A demonstração de preocupação do velho Harry era algo raro; todos os tripulantes sabiam que ele era uma pessoa rigorosa e tradicional, e receber um elogio de sua boca era quase impossível. Contudo, agora, ele expressava calorosamente sua preocupação pela saúde de Sangue de Olho, o que certamente surpreenderia os outros se vissem.
Mas todos que participaram dessa missão entenderiam perfeitamente.
Sangue de Olho aceitou o charuto, colocou-o entre os lábios, e sua expressão suavizou levemente. “Esta é minha missão. Preciso completá-la.”
A carga que ele escoltava só podia ser aberta por mercenários autorizados, o que também incluía a supervisão da missão.
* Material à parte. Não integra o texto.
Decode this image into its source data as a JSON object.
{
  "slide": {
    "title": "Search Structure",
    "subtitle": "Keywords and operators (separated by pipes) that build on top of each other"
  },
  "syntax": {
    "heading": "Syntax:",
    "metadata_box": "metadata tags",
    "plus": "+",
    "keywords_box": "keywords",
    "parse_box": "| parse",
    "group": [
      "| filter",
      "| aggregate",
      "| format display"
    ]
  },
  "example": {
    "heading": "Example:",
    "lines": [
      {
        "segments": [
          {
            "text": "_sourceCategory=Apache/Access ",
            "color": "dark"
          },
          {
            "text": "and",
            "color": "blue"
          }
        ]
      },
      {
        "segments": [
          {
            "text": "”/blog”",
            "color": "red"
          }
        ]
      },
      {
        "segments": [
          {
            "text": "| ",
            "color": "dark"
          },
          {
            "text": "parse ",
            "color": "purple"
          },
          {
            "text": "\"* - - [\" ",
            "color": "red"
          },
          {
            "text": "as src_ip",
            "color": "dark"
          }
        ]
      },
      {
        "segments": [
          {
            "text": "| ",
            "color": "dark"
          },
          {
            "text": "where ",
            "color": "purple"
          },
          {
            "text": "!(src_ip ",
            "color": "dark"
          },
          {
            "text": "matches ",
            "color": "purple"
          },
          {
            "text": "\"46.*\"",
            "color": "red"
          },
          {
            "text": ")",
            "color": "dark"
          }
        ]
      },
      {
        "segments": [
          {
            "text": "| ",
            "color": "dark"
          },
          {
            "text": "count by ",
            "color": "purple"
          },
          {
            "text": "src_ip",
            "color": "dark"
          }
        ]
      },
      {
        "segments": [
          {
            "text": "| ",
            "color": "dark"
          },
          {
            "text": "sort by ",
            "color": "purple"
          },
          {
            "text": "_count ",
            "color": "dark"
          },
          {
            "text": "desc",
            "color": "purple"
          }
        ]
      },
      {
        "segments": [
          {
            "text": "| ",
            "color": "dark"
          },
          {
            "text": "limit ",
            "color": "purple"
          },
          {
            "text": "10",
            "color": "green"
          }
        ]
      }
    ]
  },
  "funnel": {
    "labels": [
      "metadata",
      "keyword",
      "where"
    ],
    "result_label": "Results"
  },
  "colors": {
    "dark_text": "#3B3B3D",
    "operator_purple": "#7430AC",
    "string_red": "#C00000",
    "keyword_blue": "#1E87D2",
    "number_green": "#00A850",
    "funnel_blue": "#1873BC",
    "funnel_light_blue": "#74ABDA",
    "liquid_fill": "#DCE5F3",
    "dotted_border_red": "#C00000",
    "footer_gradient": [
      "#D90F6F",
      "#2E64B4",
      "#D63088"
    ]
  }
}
Antes, essa tarefa era compartilhada por vários, mas agora, com Jules sob custódia e os irmãos gêmeos inconscientes, Sangue de Olho, por mais exausto que estivesse, não podia se ausentar.
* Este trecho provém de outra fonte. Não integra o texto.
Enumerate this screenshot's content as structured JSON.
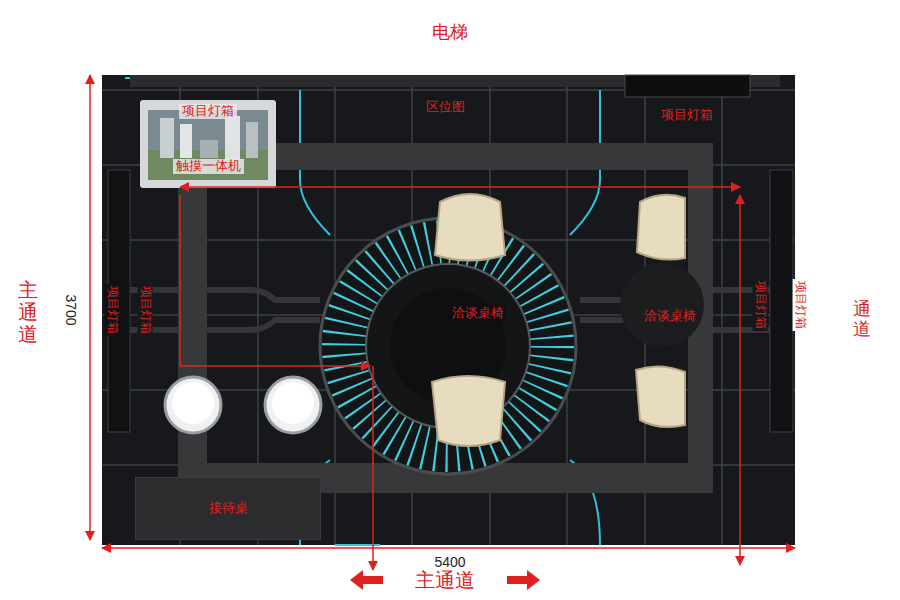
{
  "diagram": {
    "nodes": [
      {
        "text": [
          "项目灯箱",
          "触摸一体机"
        ]
      },
      {
        "text": [
          "接待桌"
        ]
      }
    ],
    "labels": [
      "电梯",
      "区位图",
      "项目灯箱",
      "主通道",
      "3700",
      "项目灯箱",
      "项目灯箱",
      "洽谈桌椅",
      "洽谈桌椅",
      "项目灯箱",
      "项目灯箱",
      "通道",
      "5400",
      "主通道"
    ]
  }
}
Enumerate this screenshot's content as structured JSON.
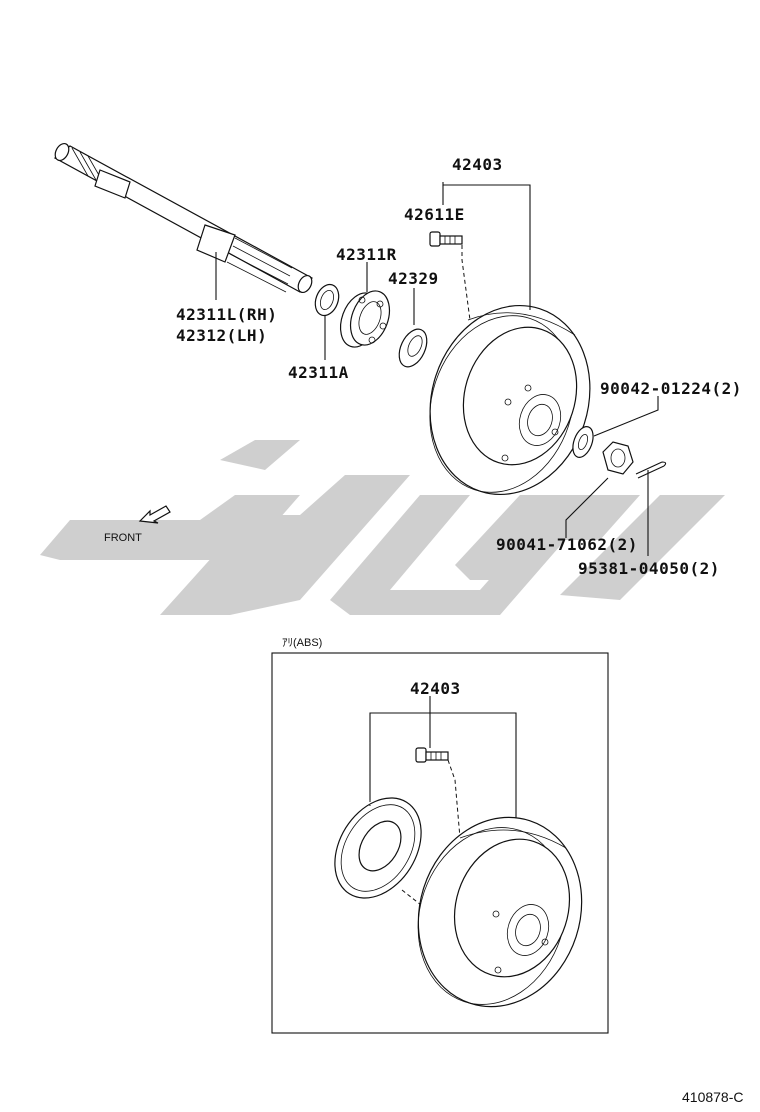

Ao ver sua seriedade, o capitão Harry revelou um leve sorriso de apreço. Gostava de pessoas assim. Embora inicialmente desconfiado, Sangue de Olho provou sua confiabilidade com ações durante a jornada. Harry não escondia sua admiração.
Na verdade, se não fosse por Sangue de Olho, a missão teria terminado no momento em que os gêmeos desmaiaram.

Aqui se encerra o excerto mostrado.